Lobar ICH occurred significantly earlier after a motor TFNE (OR, 0.91 [95% CI, 0.30-1.16] years), in the absence of CSAH (OR, 0.73 [95% CI, 0.17-1.30] years), and when antithrombotics were used (OR, 1.04 [95% CI, 0.09-1.41]). There were no associations between sensory TFNEs, microbleeds, CSS, and acute ischemic stroke (AIS) with a higher risk of ICH. In the bivariate analysis, CSS (OR, 3.20 [95% CI, 1.16-8.91]), AIS (OR, 7.18 [95% CI, 1.52-33.97]), and ICH (OR, 3.01 [95% CI, 1.36-6.69]) were all associated with an increased risk of death.

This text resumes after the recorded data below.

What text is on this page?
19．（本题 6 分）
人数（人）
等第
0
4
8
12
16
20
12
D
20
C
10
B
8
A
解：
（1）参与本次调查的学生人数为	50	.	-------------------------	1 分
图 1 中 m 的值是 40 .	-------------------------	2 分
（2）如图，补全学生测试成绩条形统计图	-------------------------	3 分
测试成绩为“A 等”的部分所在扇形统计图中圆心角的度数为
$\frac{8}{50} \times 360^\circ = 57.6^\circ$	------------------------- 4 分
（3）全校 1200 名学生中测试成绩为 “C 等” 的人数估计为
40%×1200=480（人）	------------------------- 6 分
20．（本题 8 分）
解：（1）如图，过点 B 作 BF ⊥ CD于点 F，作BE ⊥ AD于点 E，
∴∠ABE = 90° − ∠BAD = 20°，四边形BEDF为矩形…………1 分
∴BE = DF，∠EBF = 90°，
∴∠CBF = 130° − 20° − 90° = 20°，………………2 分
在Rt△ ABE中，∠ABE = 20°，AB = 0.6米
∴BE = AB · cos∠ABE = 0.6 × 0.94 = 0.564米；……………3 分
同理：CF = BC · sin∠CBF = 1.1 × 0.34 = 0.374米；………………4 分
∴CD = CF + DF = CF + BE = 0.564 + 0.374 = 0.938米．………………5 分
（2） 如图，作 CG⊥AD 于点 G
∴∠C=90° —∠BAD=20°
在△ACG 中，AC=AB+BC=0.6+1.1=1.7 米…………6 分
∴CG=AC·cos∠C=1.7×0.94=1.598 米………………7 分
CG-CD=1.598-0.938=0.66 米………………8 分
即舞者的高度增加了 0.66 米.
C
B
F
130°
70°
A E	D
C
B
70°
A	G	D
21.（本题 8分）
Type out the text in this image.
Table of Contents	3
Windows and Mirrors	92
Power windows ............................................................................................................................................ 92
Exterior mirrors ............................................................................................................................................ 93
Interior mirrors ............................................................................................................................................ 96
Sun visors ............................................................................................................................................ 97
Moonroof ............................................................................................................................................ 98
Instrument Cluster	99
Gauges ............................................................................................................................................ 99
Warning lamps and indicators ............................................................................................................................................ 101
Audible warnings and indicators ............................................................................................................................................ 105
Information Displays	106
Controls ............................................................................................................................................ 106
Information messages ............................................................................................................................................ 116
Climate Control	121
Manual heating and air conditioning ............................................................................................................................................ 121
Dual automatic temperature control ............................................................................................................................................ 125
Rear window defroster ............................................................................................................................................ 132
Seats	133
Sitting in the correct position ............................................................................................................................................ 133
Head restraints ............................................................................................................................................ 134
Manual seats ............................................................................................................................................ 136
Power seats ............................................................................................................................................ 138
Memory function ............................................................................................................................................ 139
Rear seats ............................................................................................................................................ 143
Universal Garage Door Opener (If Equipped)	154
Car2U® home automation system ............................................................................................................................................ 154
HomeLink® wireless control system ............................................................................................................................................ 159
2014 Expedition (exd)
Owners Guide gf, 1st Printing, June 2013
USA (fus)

Traditionally, it has been shown that TFNEs can mimic other neurological disturbances, such as TIAs, migraine auras, or focal seizures. The main reason for the initiation of antithrombotics was the suspicion of a TIA and the lack of baseline MRI; however, the study authors noted that it is possible that among patients with CAA initially misdiagnosed as having TIAs, those suffering from subsequent ICH were more likely to be reclassified as patients with CAAs and TFNEs, leading to an overestimation of the risk of ICH in this group.
A binary logistic regression model that fit CSS only, AIS with CSS, and lobar ICH, confirmed their significant associations with death during follow-up (ORs, CSS only, 4.45 [95% CI, 1.78-11.16]; AIS with CSS, 27.95 [95% CI, 3.60-217.40]; lobar ICH, 4.46 [95% CI, 1.78-11.159]). The risk of death was not associated with TFNE symptoms, CSAH, microbleeds, and the use of antithrombotics.